Variable outcomes have been reported in the literature for patients with HIV-associated LYG, depending on the main localization of the lymphoproliferative process [8–11]. For instance, complete remission with antiretroviral therapy alone has been observed in a patient with predominant skin localization [10], while a severe presentation has been reported in the case of central nervous system involvement [9]. The effect of immune restoration due to antiretroviral therapy on the control of other viruses establishing latency, including EBV, is thought to be crucial in determining the remission of low-grade LYG with pulmonary involvement, as shown in another case [8].
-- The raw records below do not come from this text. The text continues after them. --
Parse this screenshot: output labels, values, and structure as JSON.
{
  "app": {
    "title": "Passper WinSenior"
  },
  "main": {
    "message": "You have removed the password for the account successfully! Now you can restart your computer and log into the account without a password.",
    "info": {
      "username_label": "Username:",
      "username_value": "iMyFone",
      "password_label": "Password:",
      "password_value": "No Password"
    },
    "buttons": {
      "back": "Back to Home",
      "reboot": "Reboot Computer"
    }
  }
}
Our case also highlights that late HIV diagnosis still occurs in Western World. One common cause is not perceiving oneself at risk, thus considering outrageous the request to be tested for HIV. This was a limitation of our diagnostic process, as it determined a delay of one and half year from the first nonspecific symptoms to HIV diagnosis. Although lymphoproliferative disorders are a frequent presentation of a new HIV diagnosis, HIV-associated LYG is quite rare. Thus, clinicians should be aware of this unusual presentation of low-grade LYG associated with advanced HIV infection and maintain a high index of suspicion, in order to promptly implement a successful therapeutic strategy.